Raymond Narac : « Je revis en historique ce que j’ai vécu en moderne »

Ce n’est pas parce que IMSA Performance ne roule plus à l’international en moderne que Raymond Narac a mis de côté son casque et sa combinaison. Le Rouennais prend tout autant de plaisir à rouler dans une Porsche 911 GT3-R qu’une 962C. Le copropriétaire d’IMSA Performance avec Franck Rava était à Barcelone dans le cadre de Espiritu de Montjuïc, l’ouverture de la saison Peter Auto. Au programme : Ferrari 333 SP et Porsche 962. Deux prototypes mythiques qui ont marqué l’Endurance.

Raymond Narac ne cache pas sa joie de rouler dans la Porsche 962 qu’il partage avec Michel Lecourt : « C’est un vrai régal de piloter cette Porsche 962C. On la fait rouler pour la troisième année. Elle vient de chez Canepa aux Etats-Unis. Elle était habitué à rouler sur les circuits américains, ce qui fait que le premier roulage était catastrophique. Les circuits européens sont bien moins bosselés. Nous avons mis des roues plus grandes bien plus adaptées et changé le galbe des ailes. » 
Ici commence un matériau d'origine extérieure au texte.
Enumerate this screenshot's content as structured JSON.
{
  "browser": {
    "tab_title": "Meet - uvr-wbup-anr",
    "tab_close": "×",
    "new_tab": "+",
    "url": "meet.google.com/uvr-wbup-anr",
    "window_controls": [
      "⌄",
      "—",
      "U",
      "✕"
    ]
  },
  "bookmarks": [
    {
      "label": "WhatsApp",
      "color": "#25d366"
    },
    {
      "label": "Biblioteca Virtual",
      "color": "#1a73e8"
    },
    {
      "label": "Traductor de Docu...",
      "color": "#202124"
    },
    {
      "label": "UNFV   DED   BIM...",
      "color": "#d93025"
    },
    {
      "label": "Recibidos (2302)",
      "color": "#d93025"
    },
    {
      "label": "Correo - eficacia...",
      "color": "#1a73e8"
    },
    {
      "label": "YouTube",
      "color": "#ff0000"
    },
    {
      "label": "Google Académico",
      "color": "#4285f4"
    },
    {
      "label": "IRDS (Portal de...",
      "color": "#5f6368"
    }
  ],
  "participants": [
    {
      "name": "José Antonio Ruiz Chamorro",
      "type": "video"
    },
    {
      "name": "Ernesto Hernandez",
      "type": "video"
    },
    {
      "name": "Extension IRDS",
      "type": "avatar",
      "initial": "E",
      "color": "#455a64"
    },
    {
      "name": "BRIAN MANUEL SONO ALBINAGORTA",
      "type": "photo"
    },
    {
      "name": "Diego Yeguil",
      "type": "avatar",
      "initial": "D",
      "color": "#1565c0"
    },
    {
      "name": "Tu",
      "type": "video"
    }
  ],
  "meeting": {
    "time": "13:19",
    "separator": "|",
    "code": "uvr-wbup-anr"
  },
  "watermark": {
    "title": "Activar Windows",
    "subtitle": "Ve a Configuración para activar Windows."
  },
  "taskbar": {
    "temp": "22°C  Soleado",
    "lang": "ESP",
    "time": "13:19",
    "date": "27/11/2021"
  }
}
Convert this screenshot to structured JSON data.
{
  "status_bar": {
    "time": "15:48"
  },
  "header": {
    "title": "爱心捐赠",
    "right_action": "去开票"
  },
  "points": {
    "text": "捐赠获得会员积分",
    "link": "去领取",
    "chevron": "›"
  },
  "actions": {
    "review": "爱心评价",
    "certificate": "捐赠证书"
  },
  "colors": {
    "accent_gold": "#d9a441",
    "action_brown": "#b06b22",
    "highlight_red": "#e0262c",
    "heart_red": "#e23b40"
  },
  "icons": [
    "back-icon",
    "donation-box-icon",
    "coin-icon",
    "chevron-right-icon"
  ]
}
Le team Trust a fait rouler cette Porsche 962C (châssis 962-170) au Japon uniquement en essais. C’est l’une des dernières 962 construites.

« IMSA Performance a mis l’auto au point et c’est à chaque fois un vrai bonheur de prendre le volant de cette 962C », se réjouit Raymond Narac. « Elle n’a pas la moindre assistance et dispose de 850 chevaux et 950 Nm de couple. A son volant, le plaisir est énorme avec des sensations comme jamais. Sur chaque sortie de courbe, il faut débraquer. Cette auto a un couple phénoménal. Je ne sais même pas quel adjectif je peux trouver pour la décrire. Michel (Lecourt) est un gentleman, mais un compétiteur avant tout. Il veut comprendre en faisant tout pour que ça marche. » 

Michel Lecourt fait partie des gentlemen avisés. 2019 marque le 10e anniversaire de son unique participation aux 24 Heures du Mans (Porsche 911 GT3 RSR/IMSA Performance Matmut).

Sitôt descendu de la Porsche 962C, Raymond Narac passe à la Ferrari 333 SP, autre bijou de l’Endurance : « La 333 SP est elle aussi exceptionnelle. L’auto, équipée du moteur V12 F1, est plus récente que la Porsche. Son châssis est exceptionnel, elle est très vive sur les changements d’appui. J’aurais aimé piloter ces deux autos du temps de leur splendeur. Là, je roule face à des pilotes de la trempe de Ralf Kelleners et Alex Müller. C’est là que je me dis que j’aurais dû rouler en LMP2. Lorsque j’avais découvert la Saleen en venant du GT2, je m’étais vite adapté. » 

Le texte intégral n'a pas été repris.